IN CONCERT
Kent Fiddy and David Sinclair
Where: Butchart Gardens
When: Sunday, 7: 30 p.m.
Tickets: Included in park admission, $29.90 for adults, $14.80 for youth and $3 for children under 13, available online at butchartgardens.com or at the venue
Having toured as Sarah McLachlan's guitarist during the 1990s, at the zenith of the singer's popularity, David Sinclair has strummed in front of gargantuan crowds in a host of far-flung locales.
The experience hasn't spoiled the Vancouver producer, session musician and songwriter for less grandiose projects closer to home. He gigs locally with artists of various creative stripes.
Currently, the 60-year-old is performing eight shows a week as a backing band member for the Vancouver production of Altar Boyz, a gospel-tinged comedic musical.
"My thing is to do the best possible job in whatever situation I'm in," Sinclair says. "That's the only way it's satisfying for me."
Despite his hectic schedule, he's saved time and energy to perform a series of dates with Comox singer-songwriter Kent Fiddy, whom Sinclair has known since the 1970s.
The duo has performed a handful of shows on Vancouver Island this summer. Sunday night's show at Butchart Gardens will be their last of the season.
Accompanied by bassist Lee Oliphant, Sinclair and Fiddy will perform selections from their respective catalogues, as well as tunes they've worked on together. The 2010 album The Way It Oughta Be was released under both artists' names.
And Sinclair has produced Fiddy solo outings, including 1997's Dreams and Destiny: Songs of the West Coast and this year's Small Gratitudes.
The Butchart performance promises to be an intimate affair, not only because the players on stage are old buddies. Sinclair and Fiddy purvey harmony-laden folk and lyrics that chronicle people and places they've encountered over the years.
Fiddy routinely sings about sa国际传媒's varied landscape and history, a trend that crystallized with the release of Dreams and Destiny, which boasted Forever, My sa国际传媒 Cowritten with Juno-winning country singer Gary Fjellgaard of Gabriola Island, the tune was selected for The Great Canadian Songbook, an anthology of about 50 patriotic anthems.

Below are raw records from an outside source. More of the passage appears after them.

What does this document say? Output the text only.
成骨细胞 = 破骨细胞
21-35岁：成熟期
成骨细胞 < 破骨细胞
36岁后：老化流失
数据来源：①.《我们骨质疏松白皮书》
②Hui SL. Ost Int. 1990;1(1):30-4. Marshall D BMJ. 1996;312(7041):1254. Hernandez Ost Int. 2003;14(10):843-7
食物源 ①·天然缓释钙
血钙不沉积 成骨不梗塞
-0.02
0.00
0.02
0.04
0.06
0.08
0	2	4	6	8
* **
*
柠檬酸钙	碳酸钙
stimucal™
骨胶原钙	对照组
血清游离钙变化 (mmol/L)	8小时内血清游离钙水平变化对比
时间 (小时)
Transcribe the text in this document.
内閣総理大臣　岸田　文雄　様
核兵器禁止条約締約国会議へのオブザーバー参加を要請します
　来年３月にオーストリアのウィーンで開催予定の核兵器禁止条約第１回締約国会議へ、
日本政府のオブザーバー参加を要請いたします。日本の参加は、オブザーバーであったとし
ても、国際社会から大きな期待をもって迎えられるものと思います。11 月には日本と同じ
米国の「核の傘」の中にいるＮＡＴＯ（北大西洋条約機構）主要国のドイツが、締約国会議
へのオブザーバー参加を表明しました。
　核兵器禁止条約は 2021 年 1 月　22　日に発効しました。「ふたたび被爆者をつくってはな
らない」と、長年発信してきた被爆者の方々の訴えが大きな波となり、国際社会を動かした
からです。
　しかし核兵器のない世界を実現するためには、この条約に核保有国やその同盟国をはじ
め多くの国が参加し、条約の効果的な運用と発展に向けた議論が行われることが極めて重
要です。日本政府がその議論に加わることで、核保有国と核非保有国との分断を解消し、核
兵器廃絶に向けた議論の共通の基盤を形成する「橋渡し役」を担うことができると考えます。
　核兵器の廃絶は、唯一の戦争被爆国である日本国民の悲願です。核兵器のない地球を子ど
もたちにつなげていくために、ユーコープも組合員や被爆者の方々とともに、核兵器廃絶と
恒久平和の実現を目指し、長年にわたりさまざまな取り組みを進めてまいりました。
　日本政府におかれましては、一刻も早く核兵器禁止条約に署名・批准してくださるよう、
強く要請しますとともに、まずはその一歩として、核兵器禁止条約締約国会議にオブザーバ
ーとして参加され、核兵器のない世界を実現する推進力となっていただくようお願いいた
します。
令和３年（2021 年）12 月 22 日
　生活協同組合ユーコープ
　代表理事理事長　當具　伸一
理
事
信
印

Inspired by a trip back to the Maritimes, where he spent much of his youth, he felt compelled to write music that referenced his adopted home province.
"I grew up listening to music there in which locality is celebrated, where culture is celebrated, where a sense of place is inherent," says Fiddy, also 60.
"It's very different from the West Coast, where I've lived for most of my adult life."
In a live setting, Fiddy weaves in personal anecdotes about the inspirations for his lyrics, which often possess tidbits about Canadian history.
"He's good at setting up the stories behind the songs," Sinclair says. "People come away being newly informed about stuff they maybe didn't realize."